Divorce With a Business Involved: How Does It Work In The UK?
When it comes to financial agreements, divorce proceedings can become a bit more complicated if one or both former partners own a business, and often questions arise as to who pays who, and for what. The court will decide the fairest way to divide the matrimonial assets equally, depending on the individual circumstances and responsibilities of each party, but what exactly is involved and what do you need to know?
Are Businesses Considered a Financial Asset?
In the main, businesses are included in any assessment of the financial assets of the marriage. This is the case even if one partner established the business before getting married or if the other partner had no involvement in the company. More so if it is a long-standing marriage and there are children to consider. Its value will be combined with all other assets, including residential and commercial property, savings and other investments before a fair way of dividing it is agreed.
Getting The Business Valued
All types of businesses can be considered assets, from sole traders to partnerships to public limited companies. The first important step in the process when a business is involved in a divorce is for an independent accountant to be hired to assess all of the financial assets. It is preferable if this is done jointly. The accountant will then look at all aspects of the business, including earnings, profits, property etc and value it accordingly. They will also be able to offer guidance on the available options and any other financial considerations, such as tax liabilities.
How Can a Business be Divided Fairly?
Courts will look at the overall picture when it comes to making a decision on a fair division of finances and will take into account both the type of business and any other matrimonial assets, for example, the family home. Where possible, they will offset the value of the business against other assets to ensure that it is not affected. Another option is to make provision to share the income from the business in an arrangement known as spousal maintenance or alternatively, if the finances can be raised, for one spouse to buy the other out.
Will The Business Have to be Sold?
It is not common for a business to be sold as a result of a divorce taking place. The reason for this is that it is usually providing a necessary source of income for the separating couple and any dependents. The court would only make an order for the sake of the business if all other options had been exhausted and no agreement reached, which rarely ever happens.

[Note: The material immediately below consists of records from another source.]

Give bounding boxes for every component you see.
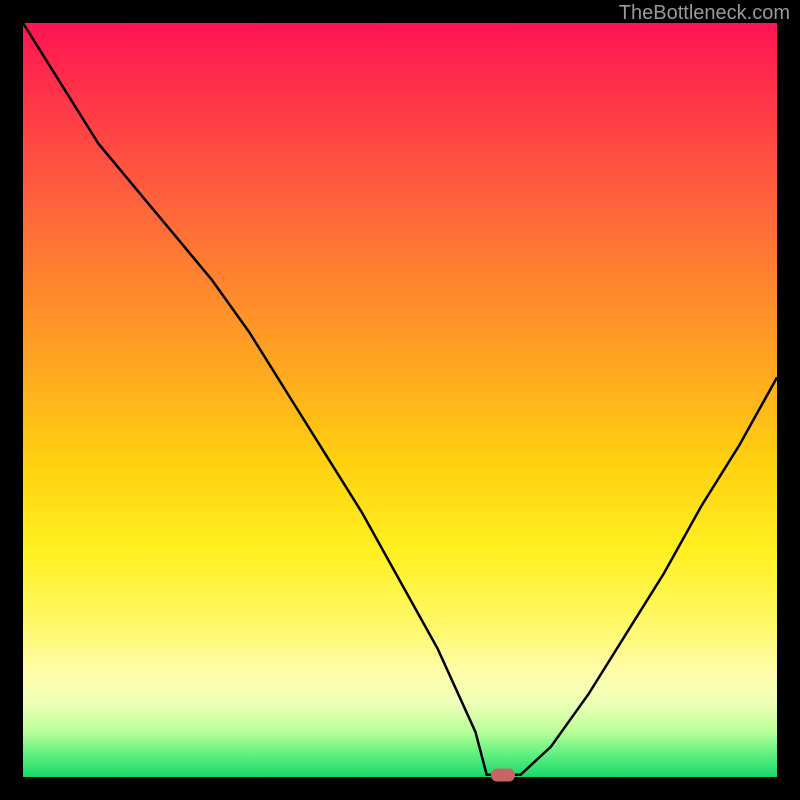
bottleneck-chart [23,23,777,777]
optimal-point-marker [491,768,515,781]
watermark-text: TheBottleneck.com [619,2,790,25]
chart-curve [23,23,777,777]
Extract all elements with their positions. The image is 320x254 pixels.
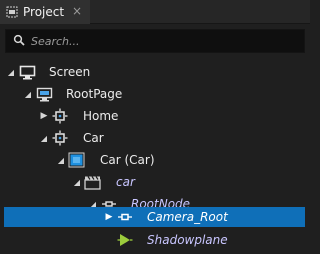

How Can You Protect Your Business?
Pre-nuptial and post nuptial agreements can carry some weight in divorce proceedings as long as both parties were given independent financial advice before signing one, but they are not technically binding and are still dependent on whether they are deemed to be fair. The court will make the final decision about that. If there are children involved then their needs would most certainly have to be taken into consideration going forward, along with the living standards to which the family had become accustomed and any ongoing financial responsibilities.
Conclusion
Although it may at first appear that your business could be a risk during a divorce, business owners can take solace in that courts are not looking to sell companies to achieve a fair financial settlement. They will take into account the full picture and look at other finance-related facts too. However, it is still wise, even if you are not going through a divorce, to consider the ways in which you can protect it for the future.